Home Hukum Tolak Kematian Kasat Narkoba Jaktim karena Bunuh Diri, Keluarga Curiga Ada Peran Mafia Narkoba

Tolak Kematian Kasat Narkoba Jaktim karena Bunuh Diri, Keluarga Curiga Ada Peran Mafia Narkoba

Jakarta, Gatra.com- Paman AKBP Buddy Alfrits Towoliu, Cyprus A Tatali mengatakan AKBP Buddy yang merupakan Kasat Narkoba Polres Metro Jakarta Timur tersebut mendapat panggilan telepon dari sosok misterius satu jam sebelum ditemukan meninggal di rel kereta Stasiun Jatinegara pada Sabtu (29/4) siang.

Cyprus menjelaskan awalnya keponakannya itu pergi ke kantor dan janjian untuk bertemu dengan sosok yang bernama Pak Bibi. AKBP Buddy diketahui datang ke kantor di akhir pekan untuk mengecek perbaikan di ruang kerjanya.

"Pagi tadi dia janjian dengan yang namanya Pak Bibi. Bibi itu dia panggil ke kantornya untuk merehab gedung ruangan dia," kata Cyprus, Sabtu, (29/4) kemarin.

Menurut Cyprus, korban kemudian menerima telepon sekitar pukul 09.00 WIB. Pihak keluarga pun masih tidak mengetahui sosok penelpon ke AKBP Buddy tersebut.

Cyprus mengatakan usai menerima telepon dari sosok misterius itu, AKBP Buddy langsung beranjak pergi dari ruang kerjanya di Polres Metro Jakarta Timur.

"Nah dalam berbicara tadi jam 09.00 WIB lewat ini, dia di Polres Metro Jakarta Timur untuk cek ruang baru dia yang direnovasi tahu-tahu ada orang menelepon.
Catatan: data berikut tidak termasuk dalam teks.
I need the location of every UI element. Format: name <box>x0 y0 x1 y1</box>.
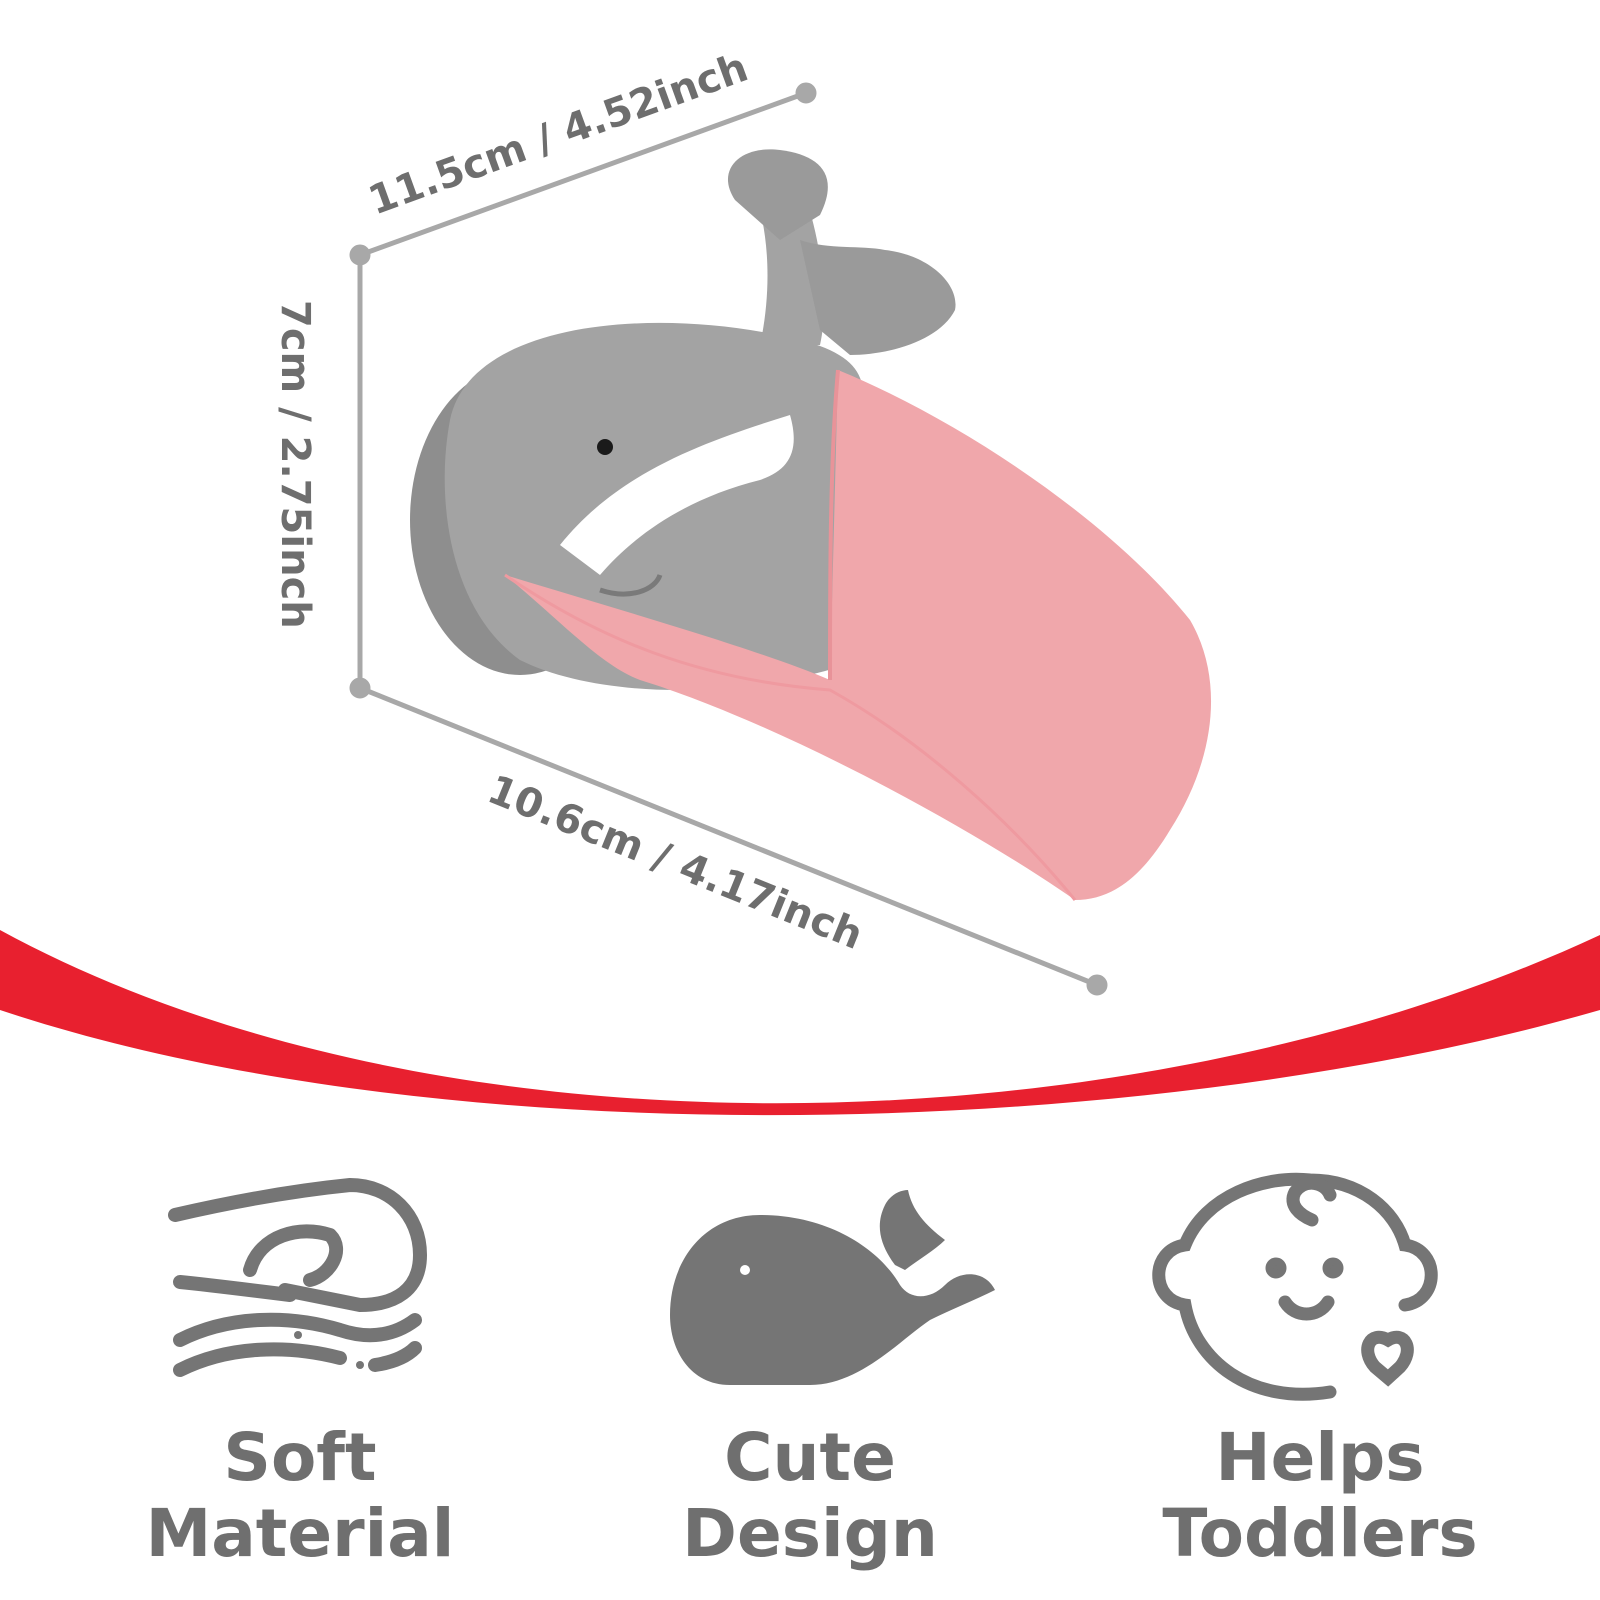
feature-cute-line1: Cute <box>724 1419 896 1496</box>
feature-helps-toddlers-label: Helps Toddlers <box>1130 1420 1510 1572</box>
feature-soft-line2: Material <box>145 1495 455 1572</box>
dimension-bottom-label: 10.6cm / 4.17inch <box>481 767 869 959</box>
feature-helps-line2: Toddlers <box>1162 1495 1478 1572</box>
feature-cute-design-label: Cute Design <box>620 1420 1000 1572</box>
whale-spout-product <box>410 149 1212 901</box>
red-swoosh-band <box>0 930 1600 1116</box>
feature-cute-line2: Design <box>682 1495 938 1572</box>
dimension-side-label: 7cm / 2.75inch <box>272 300 318 629</box>
dimension-lines <box>349 82 1108 996</box>
baby-face-icon <box>1152 1172 1438 1401</box>
feature-helps-line1: Helps <box>1215 1419 1425 1496</box>
hand-water-icon <box>168 1178 427 1377</box>
feature-soft-line1: Soft <box>223 1419 377 1496</box>
whale-icon <box>670 1190 995 1385</box>
feature-soft-material-label: Soft Material <box>110 1420 490 1572</box>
Setelah menelepon, beliau masih di ruangannya dan tidak sampai satu jam setelah dia menelepon itu dia berangkat," jelas Cyprus.

Korban lalu pergi menggunakan ojek online. Hal itu juga memancing keanehan keluarga korban. Pasalnya, AKBP Buddy membawa mobilnya saat berangkat ke Polres Metro Jakarta Timur.

"Nah berangkatnya anehnya dia naik Grab, padahal dia ada mobil pribadi. Keluarga jadi bertanya-tanya kalau dia naik Grab, yang telepon ini berarti tidak selevel atau tidak di bawah dia. Dia butuh kecepatan kan kira-kira begitu," katanya.

"Berarti orang telepon itu minimal di atas dia kan, kita menduga demikian. Kenapa dia bela-belain naik Grab. Dalam selama nggak sampai satu jam tahu-tahu dapat berita dia meninggal. Nah ini dugaan-dugaan ini karena kok nggak sampai satu jam dari telepon itu langsung berita meninggal," lanjut Cyprus.

Cyprus mengatakan keluarga mencurigai ada peran mafia narkoba di balik kematian AKBP Buddy. Kecurigaan itu berkaitan dengan jabatan Kasat Narkoba Polres Jakarta Timur yang baru diemban Buddy selama 2 pekan.

"Kami menduga karena ada jabatan baru mungkin ada yang diduga dia mau sidik, kan Kasat Narkoba, kan narkoba di situ kan berhadapan di situ mafia, pelaku-pelaku mafia," katanya.

Cyprus menyebut kecurigaan itu muncul lantaran AKBP Buddy dalam kondisi sehat serta tak ada permasalahan apapun dengan keluarga. Apabila tudingan itu betul adanya, keluarga pun menyesali pengangkatan Buddy sebagai Kasat Narkoba Polres Jakarta Timur.

"Yang memunculkan kecurigaan itu karena semua berjalan sehat, keluarga baik, soal ekonomi tidak mungkin mati lapar, nah kebutuhan-kebutuhan pemain seperti itu," jelasnya.

"Ini jadi pertanyaan besar dari kami keluarga. Kalau tahu-tahu karena jabatan kasat narkoba, lebih baik tak perlu jabatan itu kalau membawa binasa gini bagi keluarga kami. Anggota polisi biasa saja lah," katanya.

Keluarga AKBP Buddy meminta polisi mengusut tuntas penyebab kematian korban. Keluarga pun menolak keterangan polisi yang mendugaAKBP Buddy meninggal karena bunuh diri seperti yang sempat dikatakan oleh Kepala Bidang Humas Polda Metro Jaya, Kombes Trunoyudo Wisnu Andiko.

"Nah kenapa keluarga menolak (bunuh diri). Karena dari rumah bagus (keadaannya), dengan orang dia jumpa untuk rehab bagus juga, tiba-tiba nggak sampai satu jam dia menerima telepon dari seseorang, dia meninggal," terang Cyprus.